Among various neurodegenerative diseases, 4.5 million Americans are believed to have Alzheimer's disease (AD) and by 2050, the number could increase to 13 million. It appears that life expectancy and the incidence of AD seem to be moving hand-in-hand. The present annual cost of $100 billion is expected to reach $400 billion by 2025, thereby exerting a considerable burden on the national healthcare infrastructure. Several pharmaceutical companies are working on design and development of therapeutics for treatment of patients suffering from AD. While a wonderful therapeutic drug continues to be a distant dream, several biomarkers have been identified as possible targets. For assisting drug discovery, diagnostic imaging could have wide applications in premortem diagnosis and monitoring of new disease-modifying therapeutics.

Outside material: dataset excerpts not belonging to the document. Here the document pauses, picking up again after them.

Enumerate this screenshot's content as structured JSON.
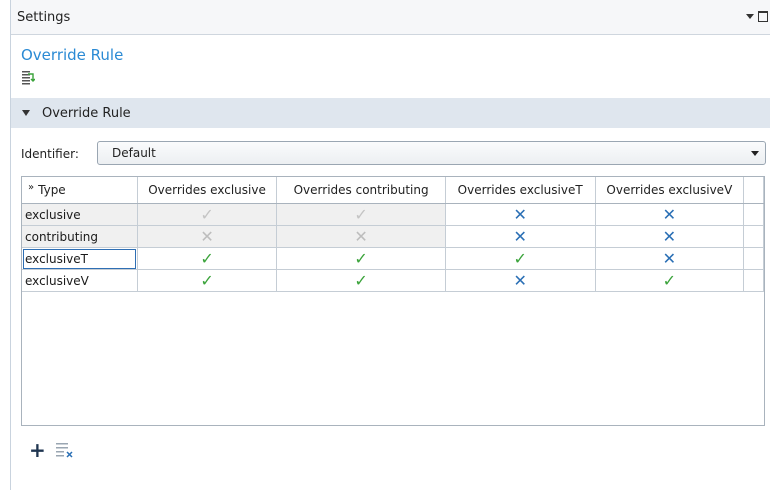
{
  "window": {
    "title": "Settings"
  },
  "node": {
    "title": "Override Rule",
    "build_icon": "build-selected-icon"
  },
  "section": {
    "label": "Override Rule"
  },
  "identifier": {
    "label": "Identifier:",
    "value": "Default"
  },
  "table": {
    "columns": [
      "Type",
      "Overrides exclusive",
      "Overrides contributing",
      "Overrides exclusiveT",
      "Overrides exclusiveV"
    ],
    "rows": [
      {
        "type": "exclusive",
        "cells": [
          "check-grey",
          "check-grey",
          "cross-blue",
          "cross-blue"
        ]
      },
      {
        "type": "contributing",
        "cells": [
          "cross-grey",
          "cross-grey",
          "cross-blue",
          "cross-blue"
        ]
      },
      {
        "type": "exclusiveT",
        "cells": [
          "check-green",
          "check-green",
          "check-green",
          "cross-blue"
        ]
      },
      {
        "type": "exclusiveV",
        "cells": [
          "check-green",
          "check-green",
          "cross-blue",
          "check-green"
        ]
      }
    ],
    "selected_row": 2
  },
  "toolbar": {
    "add_icon": "plus-icon",
    "clear_icon": "clear-list-icon"
  },
  "colors": {
    "accent": "#2a8ad4",
    "check": "#3aa33a",
    "cross": "#2a6fb5",
    "section_bg": "#dfe6ee"
  }
}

Our group actively seeks positron emission tomography (PET) and single photon emission computed tomography (SPECT) diagnostic agents that are capable of evaluating noninvasively the presence of β-amyloid (Aβ) aggregates and other proteins in vivo. Our objective is to identify PET/SPECT agents capable of identifying AD at earlier stages, prior to its full clinical expression. We are specifically interested in design and development of highly sensitive and specific imaging probes wherein PET imaging data on disease staging is in accord with globally accepted criteria of clinical dementia ratings (CDR).
Myocardial perfusion imaging (MPI), a versatile tool for clinical diagnosis, plays an important role in the noninvasive measurement of coronary artery disease (CAD). Currently, common single-photon emission computed tomography (SPECT) MPI agents for determining myocardial blood flow (MBF) in patients comprise 201Tl or 99mTc-complexes, such as99mTc sestamibi and 99mTc-tetrofosmin. However, SPECT imaging agents have inherent limitations, including the continuing threat of serious shortages of 99mMo/99mTc-generators. Additionally, current SPECT tracers also suffer from shortcomings in pharmacokinetics, low myocardial first-pass extraction, redistribution of the radiotracer to non-targeted tissues over time, and non-linearity of radiotracer uptake at elevated blood flow (the "roll-off" phenomenon). By comparison, positron emission tomography (PET) provides technical advantages, including higher spatial resolution, improved attenuation correction, and the capability to perform quantitative measurements at the peak of stress. Commonly employed PET MPI tracers are: 82RbCl, 13NH3, and H215O. However, the utility of these agents is limited due to their short physical half-life (less than 10 minutes), which pose difficulties for easy access to these agents. Additionally, a few promising 18F-labeled agents, such as mitochondrial membrane potential probe 18F-BnTP and mitochondrial complex I inhibitors18F BMS-747158, 18F-10, 18F-RP1004, and 18F-MCI27, have also emerged as promising leads. However, aside from biochemical properties of various strengths and weaknesses, these agents also depend on an 18F-based radiopharmaceutical distribution model, which may not readily apply to all sites within the U.S. or other countries in the world. Thus, PET tracers demonstrating high myocardial first pass extraction, and rapid excretion from adjoining organs, while incorporating generator-produced, rather than cyclotron-produced, isotopes could potentially enable portable technologies, facilitating wide access to PET MPI agents.
Through structure-activity relationships (SAR), we have identified a lead PET agent that penetrates myocardium cells, localizes into mitochondria, and displays promising characteristics as a noninvasive MPI probe in vivo. Further validations and characterization in nonhuman primates are in progress.